La reciente creación de la Oficina de Respuesta Oficial por parte del gobierno de Javier Milei ha desatado un intenso debate sobre el papel del Estado en la validación de la información pública. Este nuevo organismo ha despertado comparaciones inevitables con el "Ministerio de la Verdad" de la célebre novela 1984 de George Orwell.
A pesar de que la función de esta oficina toca fibras sensibles en lo que respecta al control del discurso, sus fundamentos declarados intentan diferenciarse de la censura distópica. En la obra de Orwell, el Miniver se dedicaba a reescribir la historia y alterar hechos para que estos coincidieran con la doctrina del Partido. Sin embargo, la nueva oficina libertaria plantea una lógica de confrontación: no se trata de borrar la noticia ajena, sino de "desmentir activamente" y "señalar falsedades concretas".

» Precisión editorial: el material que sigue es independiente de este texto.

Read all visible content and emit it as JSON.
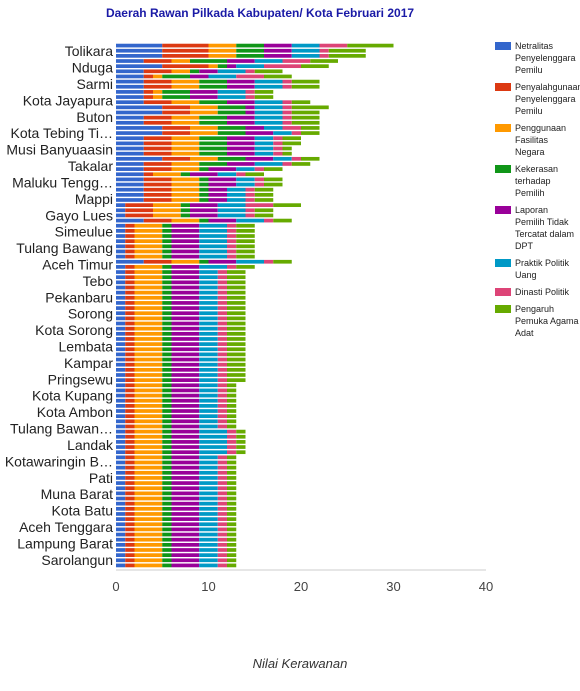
{
  "chart_data": {
    "type": "bar",
    "orientation": "horizontal",
    "stacked": true,
    "title": "Daerah Rawan Pilkada Kabupaten/ Kota Februari 2017",
    "xlabel": "Nilai Kerawanan",
    "ylabel": "",
    "xlim": [
      0,
      40
    ],
    "xticks": [
      0,
      10,
      20,
      30,
      40
    ],
    "grid": false,
    "legend_position": "right",
    "categories_labeled": [
      "Tolikara",
      "Nduga",
      "Sarmi",
      "Kota Jayapura",
      "Buton",
      "Kota Tebing Ti…",
      "Musi Banyuaasin",
      "Takalar",
      "Maluku Tengg…",
      "Mappi",
      "Gayo Lues",
      "Simeulue",
      "Tulang Bawang",
      "Aceh Timur",
      "Tebo",
      "Pekanbaru",
      "Sorong",
      "Kota Sorong",
      "Lembata",
      "Kampar",
      "Pringsewu",
      "Kota Kupang",
      "Kota Ambon",
      "Tulang Bawan…",
      "Landak",
      "Kotawaringin B…",
      "Pati",
      "Muna Barat",
      "Kota Batu",
      "Aceh Tenggara",
      "Lampung Barat",
      "Sarolangun"
    ],
    "series": [
      {
        "name": "Netralitas Penyelenggara Pemilu",
        "color": "#3366cc"
      },
      {
        "name": "Penyalahgunaan Penyelenggara Pemilu",
        "color": "#dc3912"
      },
      {
        "name": "Penggunaan Fasilitas Negara",
        "color": "#ff9900"
      },
      {
        "name": "Kekerasan terhadap Pemilih",
        "color": "#109618"
      },
      {
        "name": "Laporan Pemilih Tidak Tercatat dalam DPT",
        "color": "#990099"
      },
      {
        "name": "Praktik Politik Uang",
        "color": "#0099c6"
      },
      {
        "name": "Dinasti Politik",
        "color": "#dd4477"
      },
      {
        "name": "Pengaruh Pemuka Agama Adat",
        "color": "#66aa00"
      }
    ],
    "rows": [
      [
        5,
        5,
        3,
        3,
        3,
        3,
        3,
        5
      ],
      [
        5,
        5,
        3,
        3,
        3,
        3,
        1,
        4
      ],
      [
        5,
        5,
        3,
        3,
        3,
        3,
        1,
        4
      ],
      [
        3,
        3,
        2,
        4,
        3,
        3,
        3,
        3
      ],
      [
        5,
        5,
        1,
        1,
        1,
        3,
        4,
        3
      ],
      [
        3,
        3,
        2,
        1,
        2,
        3,
        1,
        3
      ],
      [
        3,
        1,
        1,
        3,
        2,
        3,
        3,
        3
      ],
      [
        3,
        3,
        3,
        3,
        3,
        3,
        1,
        3
      ],
      [
        3,
        3,
        3,
        3,
        3,
        3,
        1,
        3
      ],
      [
        3,
        1,
        1,
        3,
        3,
        3,
        1,
        2
      ],
      [
        3,
        1,
        1,
        3,
        3,
        3,
        1,
        2
      ],
      [
        3,
        3,
        3,
        3,
        3,
        3,
        1,
        2
      ],
      [
        5,
        3,
        3,
        3,
        1,
        3,
        1,
        4
      ],
      [
        5,
        3,
        3,
        3,
        1,
        3,
        1,
        3
      ],
      [
        3,
        3,
        3,
        3,
        3,
        3,
        1,
        3
      ],
      [
        3,
        3,
        3,
        3,
        3,
        3,
        1,
        3
      ],
      [
        5,
        3,
        3,
        3,
        2,
        2,
        2,
        2
      ],
      [
        5,
        3,
        3,
        3,
        3,
        2,
        1,
        2
      ],
      [
        3,
        3,
        3,
        3,
        3,
        2,
        1,
        2
      ],
      [
        3,
        3,
        3,
        3,
        3,
        2,
        1,
        2
      ],
      [
        3,
        3,
        3,
        3,
        3,
        2,
        1,
        1
      ],
      [
        3,
        3,
        3,
        3,
        3,
        2,
        1,
        1
      ],
      [
        5,
        3,
        3,
        3,
        3,
        2,
        1,
        2
      ],
      [
        3,
        3,
        3,
        3,
        3,
        3,
        1,
        2
      ],
      [
        3,
        3,
        3,
        1,
        3,
        2,
        1,
        2
      ],
      [
        3,
        1,
        3,
        1,
        3,
        2,
        1,
        2
      ],
      [
        3,
        3,
        3,
        1,
        3,
        2,
        1,
        2
      ],
      [
        3,
        3,
        3,
        1,
        3,
        2,
        1,
        2
      ],
      [
        3,
        3,
        3,
        1,
        2,
        2,
        1,
        2
      ],
      [
        3,
        3,
        3,
        1,
        2,
        2,
        1,
        2
      ],
      [
        3,
        3,
        3,
        1,
        2,
        2,
        1,
        2
      ],
      [
        1,
        3,
        3,
        1,
        3,
        3,
        3,
        3
      ],
      [
        1,
        3,
        3,
        1,
        3,
        3,
        1,
        2
      ],
      [
        1,
        3,
        3,
        1,
        3,
        3,
        1,
        2
      ],
      [
        3,
        3,
        3,
        1,
        3,
        3,
        1,
        2
      ],
      [
        1,
        1,
        3,
        1,
        3,
        3,
        1,
        2
      ],
      [
        1,
        1,
        3,
        1,
        3,
        3,
        1,
        2
      ],
      [
        1,
        1,
        3,
        1,
        3,
        3,
        1,
        2
      ],
      [
        1,
        1,
        3,
        1,
        3,
        3,
        1,
        2
      ],
      [
        1,
        1,
        3,
        1,
        3,
        3,
        1,
        2
      ],
      [
        1,
        1,
        3,
        1,
        3,
        3,
        1,
        2
      ],
      [
        1,
        1,
        3,
        1,
        3,
        3,
        1,
        2
      ],
      [
        3,
        3,
        3,
        1,
        3,
        3,
        1,
        2
      ],
      [
        1,
        1,
        3,
        1,
        3,
        3,
        1,
        2
      ],
      [
        1,
        1,
        3,
        1,
        3,
        2,
        1,
        2
      ],
      [
        1,
        1,
        3,
        1,
        3,
        2,
        1,
        2
      ],
      [
        1,
        1,
        3,
        1,
        3,
        2,
        1,
        2
      ],
      [
        1,
        1,
        3,
        1,
        3,
        2,
        1,
        2
      ],
      [
        1,
        1,
        3,
        1,
        3,
        2,
        1,
        2
      ],
      [
        1,
        1,
        3,
        1,
        3,
        2,
        1,
        2
      ],
      [
        1,
        1,
        3,
        1,
        3,
        2,
        1,
        2
      ],
      [
        1,
        1,
        3,
        1,
        3,
        2,
        1,
        2
      ],
      [
        1,
        1,
        3,
        1,
        3,
        2,
        1,
        2
      ],
      [
        1,
        1,
        3,
        1,
        3,
        2,
        1,
        2
      ],
      [
        1,
        1,
        3,
        1,
        3,
        2,
        1,
        2
      ],
      [
        1,
        1,
        3,
        1,
        3,
        2,
        1,
        2
      ],
      [
        1,
        1,
        3,
        1,
        3,
        2,
        1,
        2
      ],
      [
        1,
        1,
        3,
        1,
        3,
        2,
        1,
        2
      ],
      [
        1,
        1,
        3,
        1,
        3,
        2,
        1,
        2
      ],
      [
        1,
        1,
        3,
        1,
        3,
        2,
        1,
        2
      ],
      [
        1,
        1,
        3,
        1,
        3,
        2,
        1,
        2
      ],
      [
        1,
        1,
        3,
        1,
        3,
        2,
        1,
        2
      ],
      [
        1,
        1,
        3,
        1,
        3,
        2,
        1,
        2
      ],
      [
        1,
        1,
        3,
        1,
        3,
        2,
        1,
        2
      ],
      [
        1,
        1,
        3,
        1,
        3,
        2,
        1,
        2
      ],
      [
        1,
        1,
        3,
        1,
        3,
        2,
        1,
        2
      ],
      [
        1,
        1,
        3,
        1,
        3,
        2,
        1,
        1
      ],
      [
        1,
        1,
        3,
        1,
        3,
        2,
        1,
        1
      ],
      [
        1,
        1,
        3,
        1,
        3,
        2,
        1,
        1
      ],
      [
        1,
        1,
        3,
        1,
        3,
        2,
        1,
        1
      ],
      [
        1,
        1,
        3,
        1,
        3,
        2,
        1,
        1
      ],
      [
        1,
        1,
        3,
        1,
        3,
        2,
        1,
        1
      ],
      [
        1,
        1,
        3,
        1,
        3,
        2,
        1,
        1
      ],
      [
        1,
        1,
        3,
        1,
        3,
        2,
        1,
        1
      ],
      [
        1,
        1,
        3,
        1,
        3,
        2,
        1,
        1
      ],
      [
        1,
        1,
        3,
        1,
        3,
        3,
        1,
        1
      ],
      [
        1,
        1,
        3,
        1,
        3,
        3,
        1,
        1
      ],
      [
        1,
        1,
        3,
        1,
        3,
        3,
        1,
        1
      ],
      [
        1,
        1,
        3,
        1,
        3,
        3,
        1,
        1
      ],
      [
        1,
        1,
        3,
        1,
        3,
        3,
        1,
        1
      ],
      [
        1,
        1,
        3,
        1,
        3,
        2,
        1,
        1
      ],
      [
        1,
        1,
        3,
        1,
        3,
        2,
        1,
        1
      ],
      [
        1,
        1,
        3,
        1,
        3,
        2,
        1,
        1
      ],
      [
        1,
        1,
        3,
        1,
        3,
        2,
        1,
        1
      ],
      [
        1,
        1,
        3,
        1,
        3,
        2,
        1,
        1
      ],
      [
        1,
        1,
        3,
        1,
        3,
        2,
        1,
        1
      ],
      [
        1,
        1,
        3,
        1,
        3,
        2,
        1,
        1
      ],
      [
        1,
        1,
        3,
        1,
        3,
        2,
        1,
        1
      ],
      [
        1,
        1,
        3,
        1,
        3,
        2,
        1,
        1
      ],
      [
        1,
        1,
        3,
        1,
        3,
        2,
        1,
        1
      ],
      [
        1,
        1,
        3,
        1,
        3,
        2,
        1,
        1
      ],
      [
        1,
        1,
        3,
        1,
        3,
        2,
        1,
        1
      ],
      [
        1,
        1,
        3,
        1,
        3,
        2,
        1,
        1
      ],
      [
        1,
        1,
        3,
        1,
        3,
        2,
        1,
        1
      ],
      [
        1,
        1,
        3,
        1,
        3,
        2,
        1,
        1
      ],
      [
        1,
        1,
        3,
        1,
        3,
        2,
        1,
        1
      ],
      [
        1,
        1,
        3,
        1,
        3,
        2,
        1,
        1
      ],
      [
        1,
        1,
        3,
        1,
        3,
        2,
        1,
        1
      ],
      [
        1,
        1,
        3,
        1,
        3,
        2,
        1,
        1
      ],
      [
        1,
        1,
        3,
        1,
        3,
        2,
        1,
        1
      ],
      [
        1,
        1,
        3,
        1,
        3,
        2,
        1,
        1
      ],
      [
        1,
        1,
        3,
        1,
        3,
        2,
        1,
        1
      ]
    ]
  }
}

El comunicado fundacional de la Oficina se anticipa a las críticas de autoritarismo, afirmando: "Esta Oficina no busca convencer ni imponer una mirada". Enfatizan que su método consiste en "combatir la desinformación brindando más información", lo que califican como "lo contrario a la censura".
La premisa del Gobierno sostiene que el "relato" (o la construcción de una verdad oficialista) era financiado anteriormente mediante la pauta oficial. Al retirar ese financiamiento, argumentan que "la mentira se volvió más ruidosa", justificando así la necesidad de una "voz oficial" que salga al cruce de los medios y de la "casta política".
Para la administración de Milei, quien celebró el lanzamiento de esta oficina como una herramienta para "desenmascarar mentiras", la verdad no es algo que se impone desde el Estado anulando al otro, sino que se disputa en la arena pública, exponiendo lo que consideran "operaciones".
En definitiva, mientras que el organismo de Orwell buscaba que la ciudadanía olvidara o confundiera los hechos, la Oficina de Respuesta Oficial establece que su objetivo es que los ciudadanos puedan "distinguir hechos de operaciones". Sin embargo, el límite entre la rectificación y el hostigamiento estatal será, sin duda, el eje de la discusión política en los próximos días.